Winter Reading
New York Times best-selling author Mary Alice Monroe released Beach House Memories in 2012. The long awaited novel continues the saga from Monroe’s bestselling novel, The Beach House. Set on the Isle of Palms and downtown Charleston in 1974, it weaves together themes of class, infidelity and domestic abuse.
Lovie Rutledge returns in this prequel, recounting an unforgettable tale of marriage and resilience while resting on the porch of Primrose Cottage.
Mary Alice Monroe is a popular author and a resident of the Carolina Lowcountry. She is an active environmentalist and her causes inspire many of her books, including Beach House Memories.
2012 brought the anticipated book Porch Lights, by local writer Dorothea Benton Frank. It is a story of a small family at odds with each other for good reasons. The story depicts conflict over the power of place and the healing power of love.
The protagonist, Jackie McMullen, returns to the Lowcountry for a much-needed family vacation for herself and her son after the death of his father. However, she is returning to her own parents that have never resolved their long-standing conflicts.
Dorothea Benton Frank, a repeated New York Times best seller, was born and raised on Sullivan’s Island. She currently divides her time between New Jersey and the Lowcountry.
Fall 2012 brought about the revised edition of Gullah Cuisine: By Land & By Sea. A repeated sell-out published by Evening Post Books, this cookbook features new recipes and lay flat binding (which is important while cooking!).
Gullah Cuisine welcomes the reader into the creative kitchen of Chef Charlotte Jenkins, owner of Gullah Cuisine in Mount Pleasant. Recognized as a premier Gullah chef, the book also features a narrative by the critically acclaimed author William P. Baldwin, photography by Pulitzer Prize nominee Mic Smith and art by Gullah painter Jonathan Green.
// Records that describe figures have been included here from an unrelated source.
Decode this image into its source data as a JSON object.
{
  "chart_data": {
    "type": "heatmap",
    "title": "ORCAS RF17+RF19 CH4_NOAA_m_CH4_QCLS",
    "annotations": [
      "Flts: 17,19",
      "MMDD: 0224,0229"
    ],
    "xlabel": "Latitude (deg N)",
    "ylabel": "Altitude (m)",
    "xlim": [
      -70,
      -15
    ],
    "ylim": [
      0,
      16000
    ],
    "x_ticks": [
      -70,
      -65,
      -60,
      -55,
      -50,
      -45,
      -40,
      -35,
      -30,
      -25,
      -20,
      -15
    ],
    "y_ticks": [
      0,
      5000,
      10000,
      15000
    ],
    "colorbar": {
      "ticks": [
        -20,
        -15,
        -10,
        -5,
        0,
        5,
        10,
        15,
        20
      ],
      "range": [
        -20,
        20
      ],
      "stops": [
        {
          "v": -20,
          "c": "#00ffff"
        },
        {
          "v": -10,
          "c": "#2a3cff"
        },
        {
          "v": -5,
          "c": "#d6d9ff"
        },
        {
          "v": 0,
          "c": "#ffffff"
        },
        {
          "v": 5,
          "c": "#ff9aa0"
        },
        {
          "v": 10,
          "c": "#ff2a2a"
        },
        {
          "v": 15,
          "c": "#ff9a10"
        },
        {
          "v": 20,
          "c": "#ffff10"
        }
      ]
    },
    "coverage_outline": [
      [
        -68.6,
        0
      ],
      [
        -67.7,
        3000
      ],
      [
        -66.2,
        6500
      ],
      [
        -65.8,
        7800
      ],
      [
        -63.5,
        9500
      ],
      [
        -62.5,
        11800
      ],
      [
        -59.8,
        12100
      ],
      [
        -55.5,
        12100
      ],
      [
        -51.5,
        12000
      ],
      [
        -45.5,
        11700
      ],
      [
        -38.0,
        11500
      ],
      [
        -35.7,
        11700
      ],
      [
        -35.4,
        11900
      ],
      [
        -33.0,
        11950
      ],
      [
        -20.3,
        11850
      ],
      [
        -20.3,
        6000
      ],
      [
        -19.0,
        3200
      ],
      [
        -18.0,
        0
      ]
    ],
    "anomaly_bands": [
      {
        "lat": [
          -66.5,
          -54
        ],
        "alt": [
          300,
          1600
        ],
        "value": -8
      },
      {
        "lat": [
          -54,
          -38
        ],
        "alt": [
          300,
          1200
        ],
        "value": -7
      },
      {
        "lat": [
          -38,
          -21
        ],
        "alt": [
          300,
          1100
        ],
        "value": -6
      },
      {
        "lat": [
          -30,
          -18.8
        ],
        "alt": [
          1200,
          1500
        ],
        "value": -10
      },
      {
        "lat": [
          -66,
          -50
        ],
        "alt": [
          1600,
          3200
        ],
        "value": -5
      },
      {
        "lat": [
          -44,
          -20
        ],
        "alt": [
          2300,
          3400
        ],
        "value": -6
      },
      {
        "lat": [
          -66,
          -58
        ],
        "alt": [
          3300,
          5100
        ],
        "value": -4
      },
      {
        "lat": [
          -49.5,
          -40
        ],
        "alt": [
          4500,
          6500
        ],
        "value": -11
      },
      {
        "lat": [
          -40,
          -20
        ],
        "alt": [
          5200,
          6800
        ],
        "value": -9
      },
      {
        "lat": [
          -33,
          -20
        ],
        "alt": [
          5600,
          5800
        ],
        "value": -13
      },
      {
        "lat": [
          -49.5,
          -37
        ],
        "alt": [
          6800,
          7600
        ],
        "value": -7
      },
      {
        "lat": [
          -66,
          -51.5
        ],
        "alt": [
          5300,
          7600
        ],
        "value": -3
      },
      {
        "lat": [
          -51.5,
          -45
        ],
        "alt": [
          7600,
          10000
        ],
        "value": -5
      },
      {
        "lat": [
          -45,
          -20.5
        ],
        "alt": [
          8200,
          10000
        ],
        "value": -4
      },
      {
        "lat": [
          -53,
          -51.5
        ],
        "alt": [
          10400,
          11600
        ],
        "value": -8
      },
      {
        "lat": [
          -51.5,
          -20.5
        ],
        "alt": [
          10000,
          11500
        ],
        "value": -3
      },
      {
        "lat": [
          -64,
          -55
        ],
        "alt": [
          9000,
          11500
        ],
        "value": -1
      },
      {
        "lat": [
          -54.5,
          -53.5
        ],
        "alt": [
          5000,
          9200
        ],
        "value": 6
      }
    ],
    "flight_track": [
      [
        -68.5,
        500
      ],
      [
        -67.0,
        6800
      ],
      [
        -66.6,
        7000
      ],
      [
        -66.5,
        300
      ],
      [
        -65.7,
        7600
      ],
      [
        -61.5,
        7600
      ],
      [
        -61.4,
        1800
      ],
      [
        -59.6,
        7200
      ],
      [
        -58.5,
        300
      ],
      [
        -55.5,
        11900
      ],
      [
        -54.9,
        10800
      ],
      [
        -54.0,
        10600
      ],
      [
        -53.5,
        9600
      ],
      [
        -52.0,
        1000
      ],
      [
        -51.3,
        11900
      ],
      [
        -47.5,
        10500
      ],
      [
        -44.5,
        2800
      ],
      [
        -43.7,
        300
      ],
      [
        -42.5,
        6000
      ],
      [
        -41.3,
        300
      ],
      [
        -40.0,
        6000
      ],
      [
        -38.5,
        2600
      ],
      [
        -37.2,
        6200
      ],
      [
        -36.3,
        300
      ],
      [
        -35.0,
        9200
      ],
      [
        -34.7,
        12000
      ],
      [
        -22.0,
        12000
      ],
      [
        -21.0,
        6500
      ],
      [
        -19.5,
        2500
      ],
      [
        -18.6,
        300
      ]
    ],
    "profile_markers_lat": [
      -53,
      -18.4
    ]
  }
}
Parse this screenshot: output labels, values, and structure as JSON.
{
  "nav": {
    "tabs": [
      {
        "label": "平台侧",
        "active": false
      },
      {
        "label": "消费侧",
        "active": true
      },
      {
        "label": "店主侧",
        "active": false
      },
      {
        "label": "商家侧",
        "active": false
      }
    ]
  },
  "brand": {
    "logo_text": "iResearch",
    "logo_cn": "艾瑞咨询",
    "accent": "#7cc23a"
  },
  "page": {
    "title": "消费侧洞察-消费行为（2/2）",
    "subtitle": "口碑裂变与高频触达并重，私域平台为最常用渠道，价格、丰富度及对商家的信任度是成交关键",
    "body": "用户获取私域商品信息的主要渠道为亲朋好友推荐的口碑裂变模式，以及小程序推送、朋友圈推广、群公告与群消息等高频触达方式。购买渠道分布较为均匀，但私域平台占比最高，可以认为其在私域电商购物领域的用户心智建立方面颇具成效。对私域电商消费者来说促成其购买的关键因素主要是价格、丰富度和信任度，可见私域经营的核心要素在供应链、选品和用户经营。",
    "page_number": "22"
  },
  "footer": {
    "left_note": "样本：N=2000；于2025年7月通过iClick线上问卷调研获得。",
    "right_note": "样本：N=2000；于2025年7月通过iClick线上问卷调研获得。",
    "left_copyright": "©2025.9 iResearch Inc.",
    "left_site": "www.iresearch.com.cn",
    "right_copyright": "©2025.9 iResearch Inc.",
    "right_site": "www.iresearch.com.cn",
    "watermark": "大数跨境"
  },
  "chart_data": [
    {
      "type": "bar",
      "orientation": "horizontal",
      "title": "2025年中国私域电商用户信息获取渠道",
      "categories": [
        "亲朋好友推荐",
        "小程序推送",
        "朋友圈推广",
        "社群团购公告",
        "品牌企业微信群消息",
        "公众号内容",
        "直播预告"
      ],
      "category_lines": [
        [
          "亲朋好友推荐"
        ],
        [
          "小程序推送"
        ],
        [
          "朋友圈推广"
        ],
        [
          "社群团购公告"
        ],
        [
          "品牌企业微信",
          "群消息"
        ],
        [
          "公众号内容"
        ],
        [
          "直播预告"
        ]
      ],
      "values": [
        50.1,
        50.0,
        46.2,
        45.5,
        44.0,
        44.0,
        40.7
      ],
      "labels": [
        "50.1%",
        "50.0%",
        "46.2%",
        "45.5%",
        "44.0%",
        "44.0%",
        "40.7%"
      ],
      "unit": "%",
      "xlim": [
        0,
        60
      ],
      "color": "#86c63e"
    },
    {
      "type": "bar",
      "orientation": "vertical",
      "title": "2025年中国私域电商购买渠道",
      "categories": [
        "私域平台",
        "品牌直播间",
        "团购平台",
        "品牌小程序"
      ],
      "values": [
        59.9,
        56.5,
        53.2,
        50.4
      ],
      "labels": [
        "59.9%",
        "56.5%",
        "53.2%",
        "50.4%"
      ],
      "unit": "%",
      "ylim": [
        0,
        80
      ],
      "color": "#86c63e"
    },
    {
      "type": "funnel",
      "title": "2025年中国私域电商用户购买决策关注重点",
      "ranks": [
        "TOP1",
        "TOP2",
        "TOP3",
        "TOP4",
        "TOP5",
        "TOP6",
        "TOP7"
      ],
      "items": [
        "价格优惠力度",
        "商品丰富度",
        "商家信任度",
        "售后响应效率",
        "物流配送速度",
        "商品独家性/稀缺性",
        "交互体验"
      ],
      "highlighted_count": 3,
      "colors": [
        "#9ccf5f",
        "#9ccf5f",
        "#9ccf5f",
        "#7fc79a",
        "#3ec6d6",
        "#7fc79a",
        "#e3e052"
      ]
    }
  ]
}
The Secret Gardens of Charleston was released in 2012 by the University of SC Press and has garnered high reviews as a rewarding collection of ideas, advice and anecdotes. The author, Louisa Pringle Cameron, grew up amid historic gardens of Charleston and she profiles nearly two dozen exquisite gardens, some lesser well-known, with a focus on the efforts of Lowcountry gardeners to resurrect their beauty after being soaked with salt water after Hurricane Hugo in 1989.
There are 86 color photographs principally by freelance photographer, Lauren Preller Chambers who lives on Sullivan’s Island. Each photograph provides a unique perspective into the Carolina horticualtural character.